Ante este intento de discurso político, la respuesta del juez fue tajante: Hellerstein lo interrumpió abruptamente, ordenándole que se ciñera a responder lo que se le había preguntado. “Habrá tiempo y lugar para ver todo eso. Ahora solo queremos saber si es Nicolás Maduro”, sentenció el juez, enfatizando que su deber es asegurar un “juicio justo”.
Atención médica para los procesados
Durante la audiencia, que duró menos de una hora, Maduro se mostró activo tomando notas que compartía con los abogados de su esposa.
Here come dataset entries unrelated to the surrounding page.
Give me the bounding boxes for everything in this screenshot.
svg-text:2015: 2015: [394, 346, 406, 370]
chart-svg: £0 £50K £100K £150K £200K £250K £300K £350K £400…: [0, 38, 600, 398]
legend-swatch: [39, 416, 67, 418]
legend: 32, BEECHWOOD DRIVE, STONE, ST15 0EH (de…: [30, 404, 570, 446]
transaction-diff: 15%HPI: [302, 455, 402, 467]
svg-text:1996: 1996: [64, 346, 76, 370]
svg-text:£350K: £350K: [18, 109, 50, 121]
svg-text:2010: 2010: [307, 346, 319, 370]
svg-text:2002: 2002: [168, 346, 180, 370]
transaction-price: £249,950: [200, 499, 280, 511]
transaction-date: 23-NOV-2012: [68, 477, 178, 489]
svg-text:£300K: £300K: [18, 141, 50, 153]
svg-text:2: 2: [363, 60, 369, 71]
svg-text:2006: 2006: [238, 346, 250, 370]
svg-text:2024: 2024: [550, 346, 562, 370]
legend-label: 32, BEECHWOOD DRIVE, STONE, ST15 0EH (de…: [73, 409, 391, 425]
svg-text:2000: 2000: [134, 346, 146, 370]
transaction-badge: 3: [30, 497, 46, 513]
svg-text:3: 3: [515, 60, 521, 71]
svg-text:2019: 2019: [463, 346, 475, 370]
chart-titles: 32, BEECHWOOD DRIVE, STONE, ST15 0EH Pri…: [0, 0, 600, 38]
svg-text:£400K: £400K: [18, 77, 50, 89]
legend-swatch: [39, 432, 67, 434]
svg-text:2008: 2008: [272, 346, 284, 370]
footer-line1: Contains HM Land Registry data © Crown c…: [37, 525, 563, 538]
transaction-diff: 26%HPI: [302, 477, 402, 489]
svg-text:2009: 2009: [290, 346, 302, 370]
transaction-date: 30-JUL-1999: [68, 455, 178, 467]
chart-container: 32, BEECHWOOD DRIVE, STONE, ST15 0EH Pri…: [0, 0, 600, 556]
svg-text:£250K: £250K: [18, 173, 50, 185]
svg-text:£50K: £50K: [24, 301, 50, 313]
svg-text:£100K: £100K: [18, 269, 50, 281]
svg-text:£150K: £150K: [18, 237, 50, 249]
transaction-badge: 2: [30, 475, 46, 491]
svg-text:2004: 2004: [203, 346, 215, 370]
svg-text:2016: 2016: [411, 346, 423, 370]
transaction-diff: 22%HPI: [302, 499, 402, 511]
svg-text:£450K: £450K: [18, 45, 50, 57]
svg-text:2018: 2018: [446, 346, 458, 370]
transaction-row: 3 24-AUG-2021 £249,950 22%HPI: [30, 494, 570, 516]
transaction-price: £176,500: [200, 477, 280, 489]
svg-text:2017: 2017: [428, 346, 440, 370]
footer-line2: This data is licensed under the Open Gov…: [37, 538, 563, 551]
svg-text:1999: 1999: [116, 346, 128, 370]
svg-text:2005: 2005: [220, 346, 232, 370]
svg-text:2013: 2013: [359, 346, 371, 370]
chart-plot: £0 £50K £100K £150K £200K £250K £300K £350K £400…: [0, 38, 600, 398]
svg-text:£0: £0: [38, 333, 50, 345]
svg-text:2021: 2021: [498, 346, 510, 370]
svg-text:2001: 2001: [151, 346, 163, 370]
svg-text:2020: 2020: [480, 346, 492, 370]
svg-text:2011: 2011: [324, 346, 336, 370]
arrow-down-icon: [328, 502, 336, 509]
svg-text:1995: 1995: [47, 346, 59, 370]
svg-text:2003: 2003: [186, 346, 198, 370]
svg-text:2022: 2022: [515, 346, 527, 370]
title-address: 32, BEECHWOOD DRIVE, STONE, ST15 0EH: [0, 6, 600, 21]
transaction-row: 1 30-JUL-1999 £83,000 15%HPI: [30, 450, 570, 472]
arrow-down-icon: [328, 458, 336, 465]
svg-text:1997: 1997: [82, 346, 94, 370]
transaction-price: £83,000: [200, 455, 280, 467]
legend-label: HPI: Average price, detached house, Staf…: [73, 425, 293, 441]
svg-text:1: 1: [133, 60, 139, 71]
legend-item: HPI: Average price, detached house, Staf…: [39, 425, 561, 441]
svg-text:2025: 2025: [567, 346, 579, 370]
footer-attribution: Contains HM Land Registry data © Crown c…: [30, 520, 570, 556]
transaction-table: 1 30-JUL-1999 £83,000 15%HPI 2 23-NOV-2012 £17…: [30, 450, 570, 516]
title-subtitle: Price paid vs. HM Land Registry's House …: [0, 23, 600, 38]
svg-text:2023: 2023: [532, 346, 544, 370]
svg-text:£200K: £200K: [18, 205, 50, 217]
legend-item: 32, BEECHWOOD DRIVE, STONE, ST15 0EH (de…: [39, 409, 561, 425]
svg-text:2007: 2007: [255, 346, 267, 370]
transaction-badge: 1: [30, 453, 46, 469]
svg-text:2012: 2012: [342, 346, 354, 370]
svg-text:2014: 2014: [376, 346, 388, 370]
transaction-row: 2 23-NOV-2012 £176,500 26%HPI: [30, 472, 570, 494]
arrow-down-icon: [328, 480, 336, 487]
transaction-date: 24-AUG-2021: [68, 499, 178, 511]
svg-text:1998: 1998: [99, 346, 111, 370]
Por su parte, Cilia Flores se declaró “completamente inocente”.
La defensa de la pareja solicitó atención médica inmediata, alegando afectaciones de salud derivadas del operativo militar en Caracas; específicamente, se observó a Flores con vendajes en la frente y presuntas lesiones en las costillas.
La estrategia legal de Maduro está en manos de Barry Pollack, un abogado de alto perfil y amplia experiencia en casos de seguridad nacional. Pollack es reconocido internacionalmente por haber sido el defensor de Julian Assange en el caso “WikiLeaks”, logrando el acuerdo que permitió la liberación del activista.
En esta primera comparecencia, Pollack cuestionó la legalidad de lo que calificó como una “abducción militar” y adelantó que argumentará que su cliente goza de inmunidad por ser el “jefe de un Estado soberano”.
Mientras el proceso judicial avanza en Estados Unidos —con una próxima cita fijada para el 17 de marzo—, en Venezuela la situación política ha dado un giro con la designación de Delcy Rodríguez como presidenta interina.
Por ahora, el tribunal ha ordenado que tanto Nicolás Maduro como Cilia Flores permanezcan detenidos en Nueva York sin derecho a fianza por el momento.